Now I might be little biased since I know this Friday's feature personally, but if you asked me what he does, I still can't fully describe it.
Jay Menez is a bit of a renaissance man. He's had so many different career paths that he's been able to find unique connections between them, launching his life story into one that deserves its own movie.
We'll try to keep a running tally on his titles, beginning with director, since he's currently working on a feature film.
I learned about his movie idea one day in a restaurant in Los Angeles, when he also taught me a term to describe, "someone with mastery in many different areas of intellectual study, like the arts, literature, science, and music."
The term was polymath.
It's like being the LeBron James of life - pretty solid at everything. Except Jay isn't known for his basketball skills (ironically, his movie will be about basketball).
"The modern interpretation of polymath," Jay explains, "extends to a wider variety of subjects and describes someone who has expertise and skill in several distinct areas. Often we call them generalists. In this day of specialization, its become more popular—and profitable—to niche down as narrow as possible."
Jay Menez with someone in his impressive network of friends, Jim Kwik
Jay definitely has a point, because from social media to skillsets, the advice I keep hearing is to specialize. It's nice to hear that it might be advantageous to do the exact opposite.
"The polymath or generalist can be even more valuable than a specialist BECAUSE he/she brings talent from different areas," Jay goes into detail. "By identifying areas of convergence or overlap between two or more subject areas, the generalist may be in a better position to identify innovative solutions to issues that previously stumped narrowly-focused specialists. The outsider can look past blind spots and dogma, in that way better equipped to disrupt an industry."
Disrupt. That kinda sounds like being unpredictable.
Maybe I should have used Kobe for those basketball references
Speaking of unpredictability, who remembers 2008?
"There’s a pivotal part in my life where everything changed at once," I think you know where Jay is going here. "I had been in finance for a decade, chasing money, and accumulating the trophies of my childhood dreams—houses, exotic cars, hot women, and a fat bank account. Then a big real estate crash occurred, where I was heavily leveraged, and it wiped out my business and most of my personal assets. I could have easily rebuilt in finance or real estate, but my gut told be that I needed to shake things up— again. Call it a serendipitous push into Hollywood filmmaking, it became the best reinvention for me ever. Now I get to tell stories that help people build their businesses, think more about personal development, and make empowered decisions about their lives. The sense of contribution is incredible, and something that had been missing since my days in public service."
That was a long story made very short. But there's definitely some smaller moments where even a DaVinci is challenged.
"I learned early on a sense of “figureoutability.”
Boy, I know some co-workers who could use that skill...
"It's the ability or confidence of knowing that whatever situation is thrown our way, we’ll be able to figure it out and resolve it with the best outcome that could be achieved by anyone in the same position."
Even LeBron?

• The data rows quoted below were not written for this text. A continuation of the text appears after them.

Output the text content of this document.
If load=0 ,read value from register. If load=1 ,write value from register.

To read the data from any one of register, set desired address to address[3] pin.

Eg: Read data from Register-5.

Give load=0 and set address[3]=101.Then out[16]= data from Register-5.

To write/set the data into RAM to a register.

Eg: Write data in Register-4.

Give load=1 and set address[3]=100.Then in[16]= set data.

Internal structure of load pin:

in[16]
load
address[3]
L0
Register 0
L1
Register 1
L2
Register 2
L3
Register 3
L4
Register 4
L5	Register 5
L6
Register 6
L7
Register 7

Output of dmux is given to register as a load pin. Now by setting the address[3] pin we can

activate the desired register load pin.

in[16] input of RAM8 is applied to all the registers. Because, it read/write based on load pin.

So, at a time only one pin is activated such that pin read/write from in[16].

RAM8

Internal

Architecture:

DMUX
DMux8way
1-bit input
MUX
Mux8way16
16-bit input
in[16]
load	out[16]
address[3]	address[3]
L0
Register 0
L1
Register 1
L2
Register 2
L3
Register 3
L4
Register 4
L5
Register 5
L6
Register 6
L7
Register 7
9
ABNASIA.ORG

Yes, anyone.
Photo provided by Jay Menez
"In my first real career as a police officer, unpredictable situations were a predictable part of the job, and performing under pressure could lead to life or death consequences. But it isn’t about having the right answer instantly, it’s about being able to maintain a cool head under pressure and keeping things in perspective. Luckily for me these days, rarely are the stakes so high. So I find its best to ask myself if the worst case occurs, how will it affect me a year from now and can I move on. Most of the time, its a non-event."

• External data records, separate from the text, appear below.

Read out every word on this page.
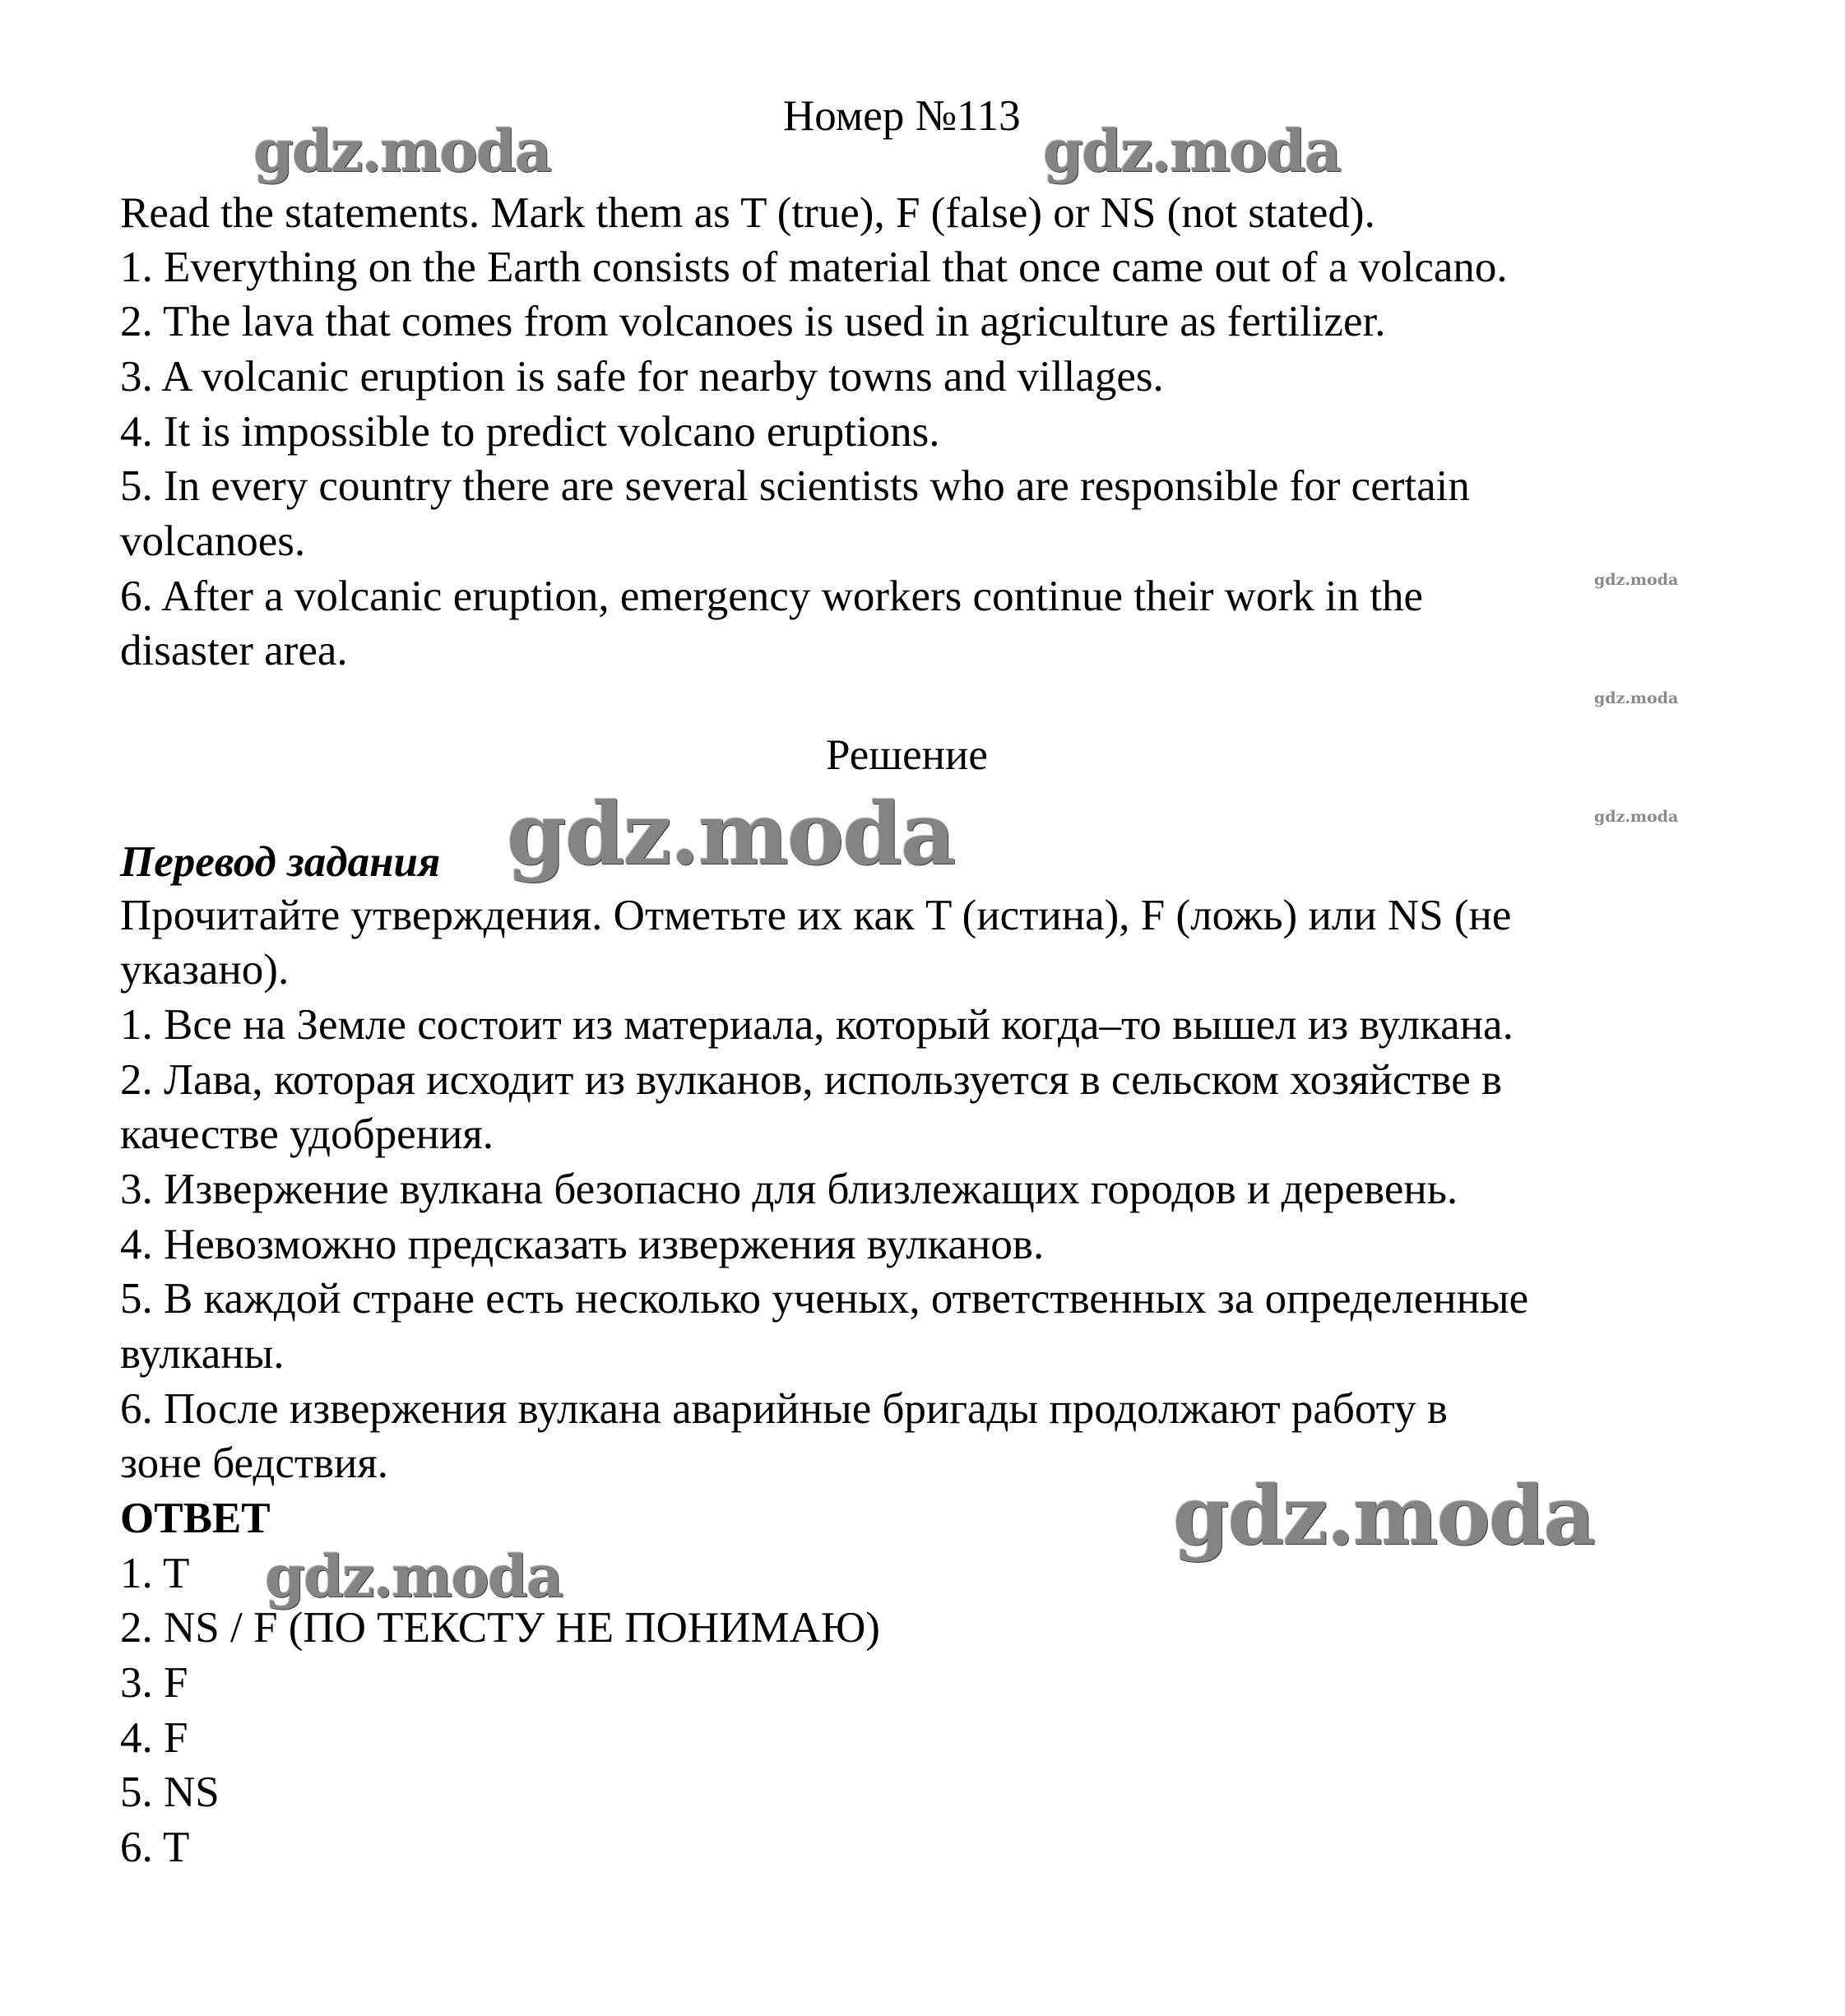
Номер №113
Read the statements. Mark them as T (true), F (false) or NS (not stated).
1. Everything on the Earth consists of material that once came out of a volcano.
2. The lava that comes from volcanoes is used in agriculture as fertilizer.
3. A volcanic eruption is safe for nearby towns and villages.
4. It is impossible to predict volcano eruptions.
5. In every country there are several scientists who are responsible for certain
volcanoes.
6. After a volcanic eruption, emergency workers continue their work in the
disaster area.
Решение
Перевод задания
Прочитайте утверждения. Отметьте их как T (истина), F (ложь) или NS (не
указано).
1. Все на Земле состоит из материала, который когда–то вышел из вулкана.
2. Лава, которая исходит из вулканов, используется в сельском хозяйстве в
качестве удобрения.
3. Извержение вулкана безопасно для близлежащих городов и деревень.
4. Невозможно предсказать извержения вулканов.
5. В каждой стране есть несколько ученых, ответственных за определенные
вулканы.
6. После извержения вулкана аварийные бригады продолжают работу в
зоне бедствия.
ОТВЕТ
1. T
2. NS / F (ПО ТЕКСТУ НЕ ПОНИМАЮ)
3. F
4. F
5. NS
6. T
gdz.moda	gdz.moda
gdz.moda
gdz.moda
gdz.moda
gdz.moda
gdz.moda
gdz.moda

Well, I guess that means things aren't as bad as Khloé Kardashian makes them seem. You'll probably be alright this time next year, honey.

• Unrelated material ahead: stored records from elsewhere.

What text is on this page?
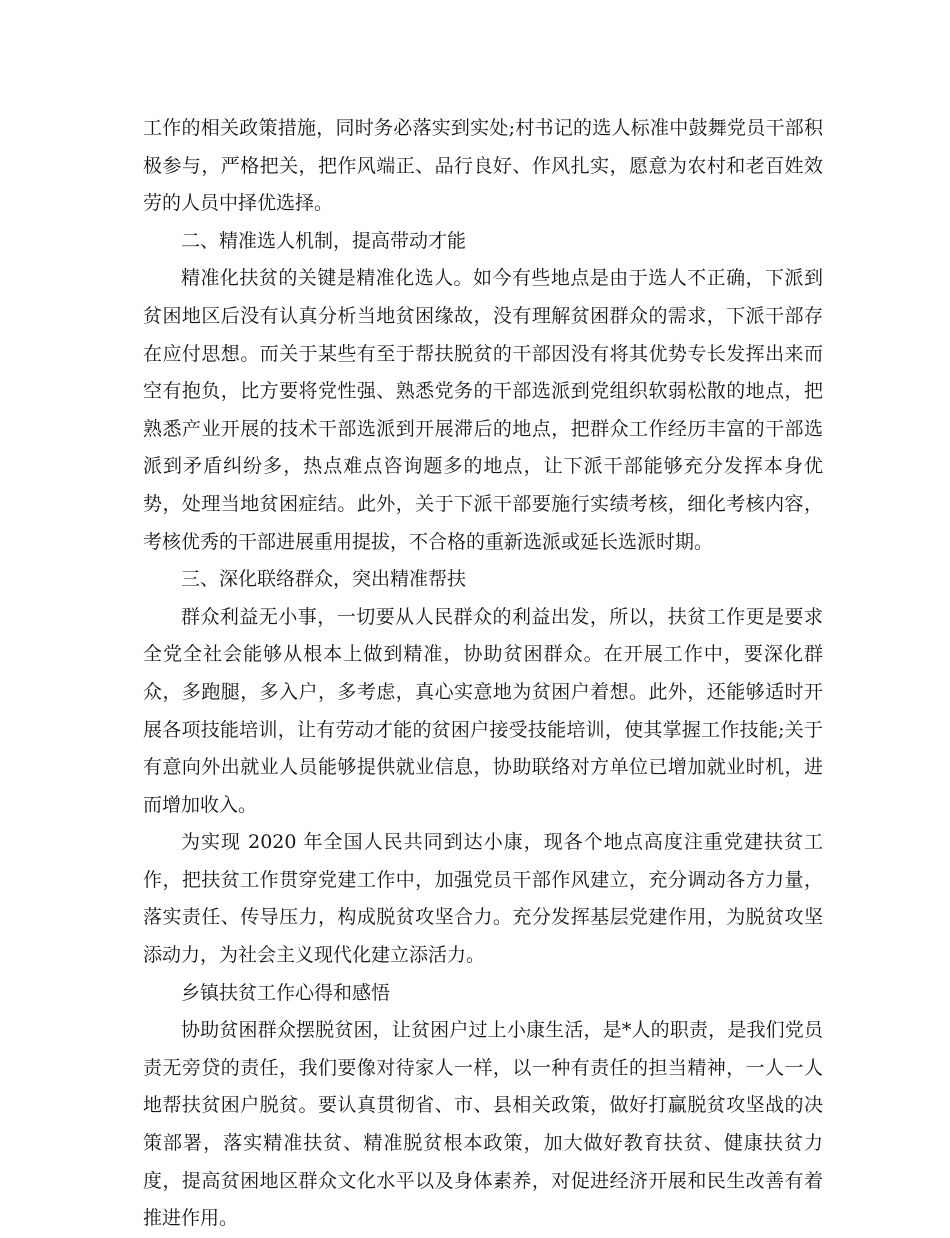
工作的相关政策措施，同时务必落实到实处;村书记的选人标准中鼓舞党员干部积极参与，严格把关，把作风端正、品行良好、作风扎实，愿意为农村和老百姓效劳的人员中择优选择。

二、精准选人机制，提高带动才能

精准化扶贫的关键是精准化选人。如今有些地点是由于选人不正确，下派到贫困地区后没有认真分析当地贫困缘故，没有理解贫困群众的需求，下派干部存在应付思想。而关于某些有至于帮扶脱贫的干部因没有将其优势专长发挥出来而空有抱负，比方要将党性强、熟悉党务的干部选派到党组织软弱松散的地点，把熟悉产业开展的技术干部选派到开展滞后的地点，把群众工作经历丰富的干部选派到矛盾纠纷多，热点难点咨询题多的地点，让下派干部能够充分发挥本身优势，处理当地贫困症结。此外，关于下派干部要施行实绩考核，细化考核内容，考核优秀的干部进展重用提拔，不合格的重新选派或延长选派时期。

三、深化联络群众，突出精准帮扶

群众利益无小事，一切要从人民群众的利益出发，所以，扶贫工作更是要求全党全社会能够从根本上做到精准，协助贫困群众。在开展工作中，要深化群众，多跑腿，多入户，多考虑，真心实意地为贫困户着想。此外，还能够适时开展各项技能培训，让有劳动才能的贫困户接受技能培训，使其掌握工作技能;关于有意向外出就业人员能够提供就业信息，协助联络对方单位已增加就业时机，进而增加收入。

为实现 2020 年全国人民共同到达小康，现各个地点高度注重党建扶贫工作，把扶贫工作贯穿党建工作中，加强党员干部作风建立，充分调动各方力量，落实责任、传导压力，构成脱贫攻坚合力。充分发挥基层党建作用，为脱贫攻坚添动力，为社会主义现代化建立添活力。

乡镇扶贫工作心得和感悟

协助贫困群众摆脱贫困，让贫困户过上小康生活，是*人的职责，是我们党员责无旁贷的责任，我们要像对待家人一样，以一种有责任的担当精神，一人一人地帮扶贫困户脱贫。要认真贯彻省、市、县相关政策，做好打赢脱贫攻坚战的决策部署，落实精准扶贫、精准脱贫根本政策，加大做好教育扶贫、健康扶贫力度，提高贫困地区群众文化水平以及身体素养，对促进经济开展和民生改善有着推进作用。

Jay continues to be a close mentor, and one of the four people I know in LA who aren't the "what can you do for me" type.
And I know a lot of people in LA.
Photo provided by Jay Menez
As if the cop/director/pilot (although not mentioned in detail, yep he's that too)/mentor/storyteller/finance guy wasn't unpredictable enough, he leaves us with one thought:
"Being unpredictable comes with the ability to pivot, transform, and reinvent at will. It’s an empowering feeling that means instead of life happening to us, we have the freedom to make life happen for us."
Oh, add author to the list. He has a book too.